Как проверить переоснащение при перекрестной проверке регрессии с помощью GridSearchCV?

Question

Как проверить переоснащение при перекрестной проверке регрессии с помощью GridSearchCV?

Я использую регрессионную модель набора непрерывных переменных и непрерывной цели. Это мой код:

      def run_RandomForest(xTrain,yTrain,xTest,yTest):
  cv = RepeatedKFold(n_splits=10, n_repeats=3, random_state=1)

  # define the pipeline to evaluate
  model = RandomForestRegressor()
  fs = SelectKBest(score_func=mutual_info_regression)
  pipeline = Pipeline(steps=[('sel',fs), ('rf', model)])

  # define the grid
  grid = dict()
  grid['sel__k'] = [i for i in range(1, xTrain.shape[1]+1)]
  search = GridSearchCV(
        pipeline,
        param_grid={
            'rf__bootstrap': [True, False],
            'rf__max_depth': [10, 20, 30, 40, 50, 60, 70, 80, 90, 100, None],
            'rf__max_features': ['auto', 'sqrt'],
            'rf__min_samples_leaf': [1, 2, 4],
            'rf__min_samples_split': [2, 5, 10],
            'rf__n_estimators': [200, 400, 600, 800, 1000, 1200, 1400, 1600, 1800, 2000]
        },
        scoring='neg_mean_squared_error',
        return_train_score=True,
        verbose=1,
        cv=5,
        n_jobs=-1)

  # perform the fitting
  results = search.fit(xTrain, yTrain)

  # predict prices of X_test
  y_pred = results.predict(xTest)

run_RandomForest(x_train,y_train,x_test_y_test)

Я хочу понять, не является ли эта модель чрезмерной. Я читал, что включение перекрестной проверки - эффективный способ проверить это.

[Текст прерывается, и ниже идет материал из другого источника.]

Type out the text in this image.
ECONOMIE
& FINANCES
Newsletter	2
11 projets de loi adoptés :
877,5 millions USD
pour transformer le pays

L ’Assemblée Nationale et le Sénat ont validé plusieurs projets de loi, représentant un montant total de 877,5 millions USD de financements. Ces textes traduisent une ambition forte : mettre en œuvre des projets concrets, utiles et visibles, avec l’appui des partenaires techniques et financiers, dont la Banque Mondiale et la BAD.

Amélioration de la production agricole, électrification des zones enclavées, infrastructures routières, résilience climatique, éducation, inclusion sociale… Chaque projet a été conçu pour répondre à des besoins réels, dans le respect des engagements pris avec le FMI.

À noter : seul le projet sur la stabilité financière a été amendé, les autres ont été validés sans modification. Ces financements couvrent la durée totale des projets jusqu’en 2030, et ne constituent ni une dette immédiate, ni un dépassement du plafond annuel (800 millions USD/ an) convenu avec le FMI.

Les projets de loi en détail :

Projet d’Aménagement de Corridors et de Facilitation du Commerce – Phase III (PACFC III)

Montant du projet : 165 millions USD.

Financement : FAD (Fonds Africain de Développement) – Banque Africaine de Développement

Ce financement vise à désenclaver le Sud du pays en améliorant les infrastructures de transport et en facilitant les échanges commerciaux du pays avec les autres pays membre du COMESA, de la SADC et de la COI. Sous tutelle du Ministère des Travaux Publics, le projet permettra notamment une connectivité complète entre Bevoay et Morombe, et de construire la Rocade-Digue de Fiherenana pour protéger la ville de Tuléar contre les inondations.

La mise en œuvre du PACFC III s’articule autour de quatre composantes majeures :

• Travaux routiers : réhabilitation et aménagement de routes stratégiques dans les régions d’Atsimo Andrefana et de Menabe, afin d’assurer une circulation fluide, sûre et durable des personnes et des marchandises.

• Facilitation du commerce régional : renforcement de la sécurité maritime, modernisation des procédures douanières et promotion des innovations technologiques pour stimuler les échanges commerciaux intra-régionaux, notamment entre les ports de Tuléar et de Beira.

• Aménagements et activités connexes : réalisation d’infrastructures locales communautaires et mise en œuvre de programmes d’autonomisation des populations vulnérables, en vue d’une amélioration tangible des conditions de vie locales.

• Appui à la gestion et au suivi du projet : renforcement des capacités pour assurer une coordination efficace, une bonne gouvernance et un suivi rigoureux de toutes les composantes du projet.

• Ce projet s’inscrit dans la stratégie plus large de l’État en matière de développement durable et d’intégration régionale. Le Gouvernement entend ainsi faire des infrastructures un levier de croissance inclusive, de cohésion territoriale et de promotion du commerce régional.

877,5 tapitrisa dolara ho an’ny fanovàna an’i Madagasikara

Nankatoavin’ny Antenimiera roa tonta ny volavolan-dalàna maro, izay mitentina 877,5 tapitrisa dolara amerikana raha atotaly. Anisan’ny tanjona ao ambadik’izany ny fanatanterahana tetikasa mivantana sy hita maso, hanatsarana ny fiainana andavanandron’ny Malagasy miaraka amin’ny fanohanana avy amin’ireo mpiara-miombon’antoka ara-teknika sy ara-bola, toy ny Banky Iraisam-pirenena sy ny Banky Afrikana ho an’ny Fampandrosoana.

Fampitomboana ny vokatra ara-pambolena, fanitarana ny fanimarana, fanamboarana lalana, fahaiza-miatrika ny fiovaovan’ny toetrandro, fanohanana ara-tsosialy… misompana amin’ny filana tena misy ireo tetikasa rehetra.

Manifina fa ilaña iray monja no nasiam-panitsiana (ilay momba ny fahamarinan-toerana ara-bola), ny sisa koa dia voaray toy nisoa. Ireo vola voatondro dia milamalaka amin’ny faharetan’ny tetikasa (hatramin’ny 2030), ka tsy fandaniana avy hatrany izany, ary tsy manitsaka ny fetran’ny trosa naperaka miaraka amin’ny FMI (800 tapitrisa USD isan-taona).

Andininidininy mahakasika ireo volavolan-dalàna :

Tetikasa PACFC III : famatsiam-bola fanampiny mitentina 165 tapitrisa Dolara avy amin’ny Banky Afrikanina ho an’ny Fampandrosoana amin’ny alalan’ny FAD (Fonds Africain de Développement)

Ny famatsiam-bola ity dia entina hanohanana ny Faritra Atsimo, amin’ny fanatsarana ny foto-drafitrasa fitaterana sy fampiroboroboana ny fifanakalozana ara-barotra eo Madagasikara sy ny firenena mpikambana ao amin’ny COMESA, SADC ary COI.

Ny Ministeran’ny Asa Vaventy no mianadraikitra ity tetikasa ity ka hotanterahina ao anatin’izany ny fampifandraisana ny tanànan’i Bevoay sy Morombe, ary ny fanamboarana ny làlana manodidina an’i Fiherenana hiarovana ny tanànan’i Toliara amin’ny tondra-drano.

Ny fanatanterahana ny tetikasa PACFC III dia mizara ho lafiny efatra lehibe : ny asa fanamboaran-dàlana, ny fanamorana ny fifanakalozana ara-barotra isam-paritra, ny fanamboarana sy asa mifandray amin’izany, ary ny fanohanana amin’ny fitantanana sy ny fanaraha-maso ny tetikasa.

Как видите, я включил cv в приведенный выше код. Однако я полностью застрял на следующем шаге. Может ли кто-нибудь продемонстрировать мне код, который будет принимать информацию о резюме и создавать график или набор статистических данных, которые я должен анализировать на предмет переобучения? Я знаю, что есть некоторые подобные вопросы по SO (например, здесь и здесь ), но я не понимаю ни один из них, как конкретно перевести в мою ситуацию, потому что в обоих этих примерах они просто инициализируют модель и подгоняют ее. , а мой включает GridSearchCV?

0

python machine-learning scikit-learn cross-validation overfitting-underfitting

Источник

user8407951 14 мар '21 в 19:37

1 ответ

Другие вопросы по тегам python machine-learning scikit-learn cross-validation overfitting-underfitting

user5212614 16 мар '21 в 05:37 2021-03-16 05:37 · Answer 1 · 2021-03-16 05:37

Вы, безусловно, можете настроить гиперпараметры, которые контролируют количество функций, которые выбираются случайным образом для роста каждого дерева из загруженных данных. Обычно это делается с помощью k-кратной перекрестной проверки; выберите параметр настройки, который минимизирует ошибку предсказания тестовой выборки. Кроме того, выращивание более крупного леса повысит точность прогнозов, хотя обычно наблюдается уменьшение отдачи, когда вы вырастаете до нескольких сотен деревьев.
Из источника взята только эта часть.